Friday, October 2, 2009

What’s the Best Way to Collect Ratings?

What’s the Best Way to Collect Ratings?





YouTube published (h/t TechCrunch) an interesting graph of its video ratings earlier in the week.

YouTube uses a five-star scale for rating videos, and according to them, rating a video one star means you “loathe” it, while rating a video five stars means you love it.

The data show that an overwhelming majority of the total ratings are five-star, with one-star coming in a very distant second. Use of two, three and four-star ratings was negligible, like a rounding error small.

These data expose a few problems with using a five-star system for rating artifacts. First off, it seems counter-intuitive to give something any stars if I “loathe” it, and more broadly, YouTube’s users seem motivated only to reward excellence, making the rating system essentially worthless.

These behaviors point to a Digg/Bury (vote up/down) model working better, and this is likely due to a fair amount of overlap between heavy YouTube and Digg users. I wonder if YouTube will change models, or try to motivate users to be less binary.

We’ve had similar frustrations with voting models with Connect.

The IdeaFactory initially launched with a five-star system for rating ideas, and we noticed issues with the ratings. However, the experience was the opposite of what YouTube reports; we saw the majority of ideas getting four and five stars, which seemed to indicate that people wanted to show support for colleagues.

Very few ideas were rated lower than three, I suppose for fear of insulting the creator, even though ratings were anonymous.

So, what we had was virtual heat of scads of ideas all with between four and five stars.

I have this same issue with Netflix. They use a five-star system, and I constantly run into problems choosing between three and four stars.

I don’t think these problems would be solved by adding more values, e.g. more stars or half-stars. Maybe that star model is broken.

We considered this when we built Oracle Mix back in late 2007 and decided to go with a Digg-style voting model, minus the buries. So, people could agree (+1) with any number of ideas.

When we moved Connect to the Mix codeline, we converted the star ratings to votes. Basically, if you rated an idea, we turned that into a +1 vote. Not very scientific, but the stars were pretty arbitrary. So, we figured it would be fine.

We decided to avoid buries (or down votes) to promote harmony among voters. A vote against something seems pretty harsh; not voting for something means you don’t think it’s a good idea. Voting against it carries some extra payload, like you actively don’t want it.

I’m not sure if it mattered, and a few people on Mix had legitimate use cases for down voting ideas. Still, it seemed like the best course of action.

Incidentally, this model was in the news this week too, when the Google Reader team opened up Product Ideas for Google Reader, where you can submit product ideas and vote for or against them.

I love Reader and embrace this opportunity to contribute to its direction. So, I submitted a couple myself (open source and add a proxy setting), but so far, the ideas have more votes against than for them. I find myself wondering why people would take the time to vote against an idea.
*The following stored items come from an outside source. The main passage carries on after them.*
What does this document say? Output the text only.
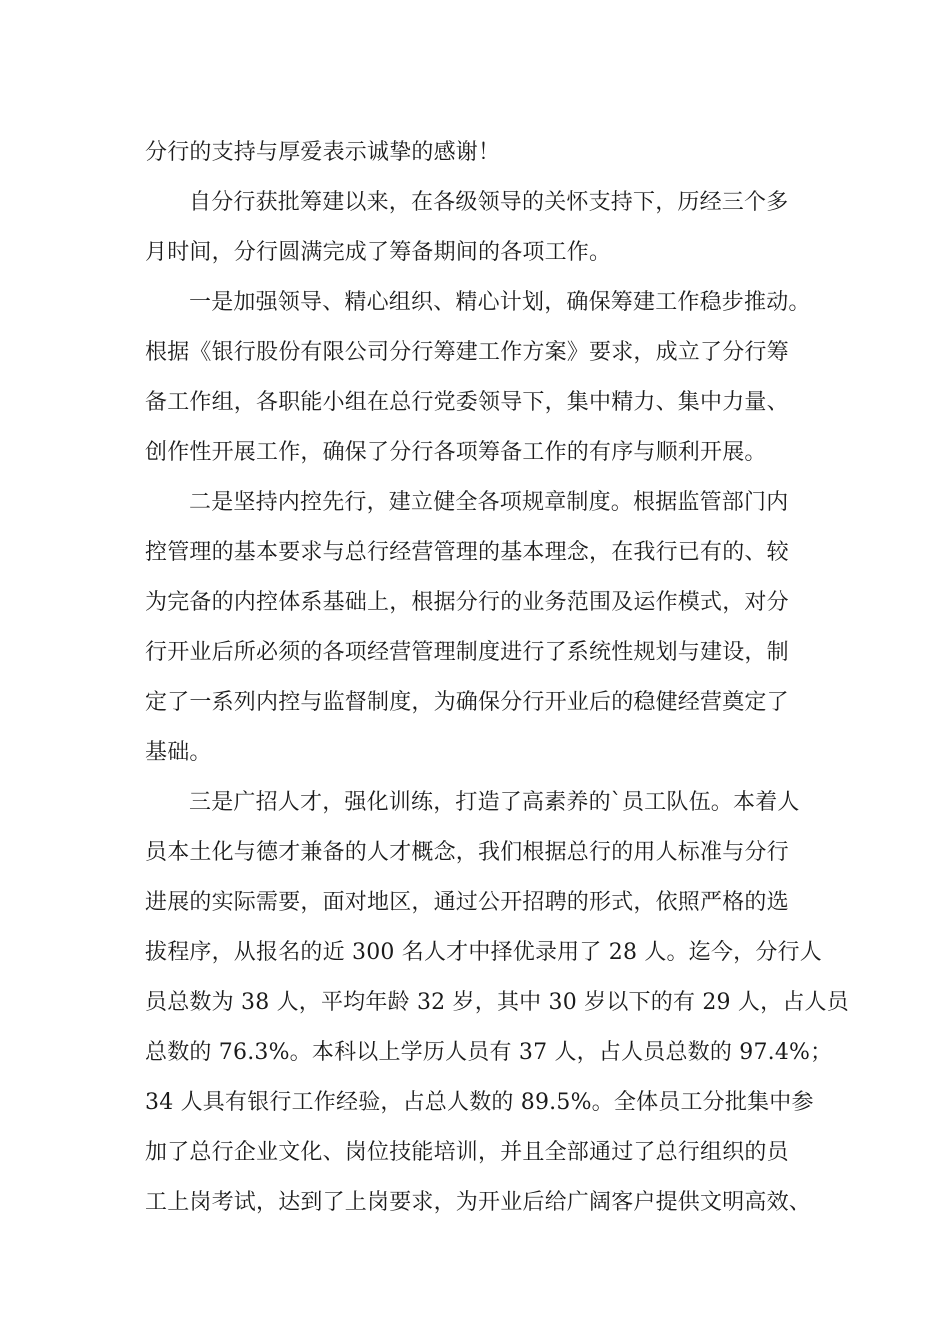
分行的支持与厚爱表示诚挚的感谢！
自分行获批筹建以来，在各级领导的关怀支持下，历经三个多
月时间，分行圆满完成了筹备期间的各项工作。
一是加强领导、精心组织、精心计划，确保筹建工作稳步推动。
根据《银行股份有限公司分行筹建工作方案》要求，成立了分行筹
备工作组，各职能小组在总行党委领导下，集中精力、集中力量、
创作性开展工作，确保了分行各项筹备工作的有序与顺利开展。
二是坚持内控先行，建立健全各项规章制度。根据监管部门内
控管理的基本要求与总行经营管理的基本理念，在我行已有的、较
为完备的内控体系基础上，根据分行的业务范围及运作模式，对分
行开业后所必须的各项经营管理制度进行了系统性规划与建设，制
定了一系列内控与监督制度，为确保分行开业后的稳健经营奠定了
基础。
三是广招人才，强化训练，打造了高素养的`员工队伍。本着人
员本土化与德才兼备的人才概念，我们根据总行的用人标准与分行
进展的实际需要，面对地区，通过公开招聘的形式，依照严格的选
拔程序，从报名的近 300 名人才中择优录用了 28 人。迄今，分行人
员总数为 38 人，平均年龄 32 岁，其中 30 岁以下的有 29 人，占人员
总数的 76.3%。本科以上学历人员有 37 人，占人员总数的 97.4%；
34 人具有银行工作经验，占总人数的 89.5%。全体员工分批集中参
加了总行企业文化、岗位技能培训，并且全部通过了总行组织的员
工上岗考试，达到了上岗要求，为开业后给广阔客户提供文明高效、
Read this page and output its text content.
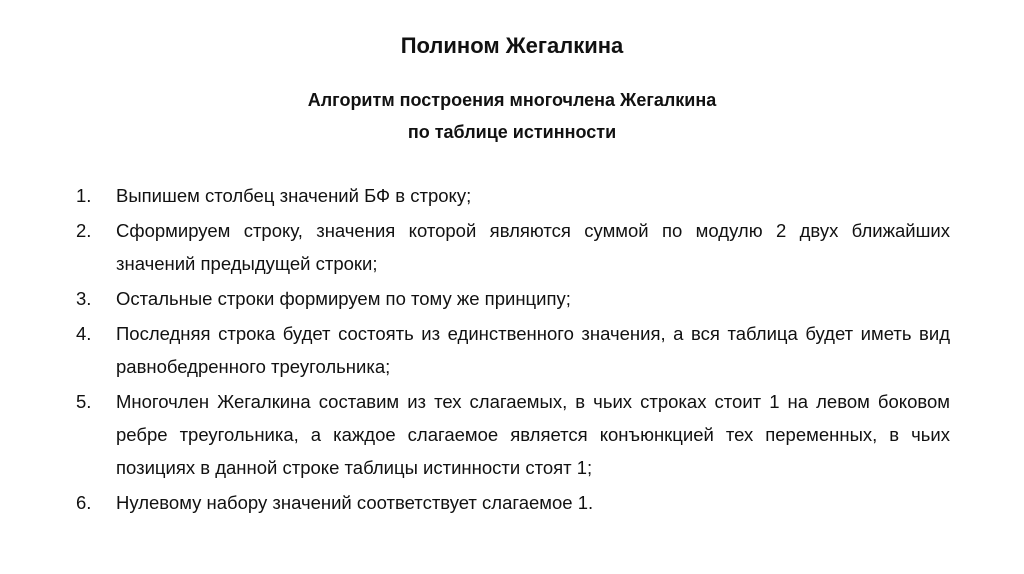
Полином Жегалкина
Алгоритм построения многочлена Жегалкина
по таблице истинности
1.	Выпишем столбец значений БФ в строку;
2.	Сформируем строку, значения которой являются суммой по модулю 2 двух ближайших значений предыдущей строки;
3.	Остальные строки формируем по тому же принципу;
4.	Последняя строка будет состоять из единственного значения, а вся таблица будет иметь вид равнобедренного треугольника;
5.	Многочлен Жегалкина составим из тех слагаемых, в чьих строках стоит 1 на левом боковом ребре треугольника, а каждое слагаемое является конъюнкцией тех переменных, в чьих позициях в данной строке таблицы истинности стоят 1;
6.	Нулевому набору значений соответствует слагаемое 1.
What’s the harm in open sourcing the Reader engine so I can install it behind my firewall and read internal feeds? Similarly, what’s the harm in adding a proxy setting to read feeds behind a firewall?

If anything, this makes me want to vote competitively against other ideas.

This is exactly the behavior we wanted to avoid.

Still, the voting model is diluted by the fact that there is no limit on the number of votes that can be cast. No scarcity of votes means everything is highly voted, causing essentially the same issue that the star system has.

In the latest revision to Connect, we converted all votes to likes. Likes are more inline with what voting had become, but there was some blowback around the conversion. Nothing major though; I suspect everyone felt that voting was pretty diluted anyway.

Obviously, likes don’t really rank artifacts. So, the question remains; if you really want to rate artifacts, what’s the best method?

My experience tells me that star and +/-1 systems don’t work well enough.

What might work? I think you need something scarce, like a currency, to create a market and prevent excessive spending on any artifact (idea) that looks decent. I’m not convinced that down voting is necessary in a market, although I suppose there are cases where you’d want to stop an idea that might do harm. Those cases are rare though.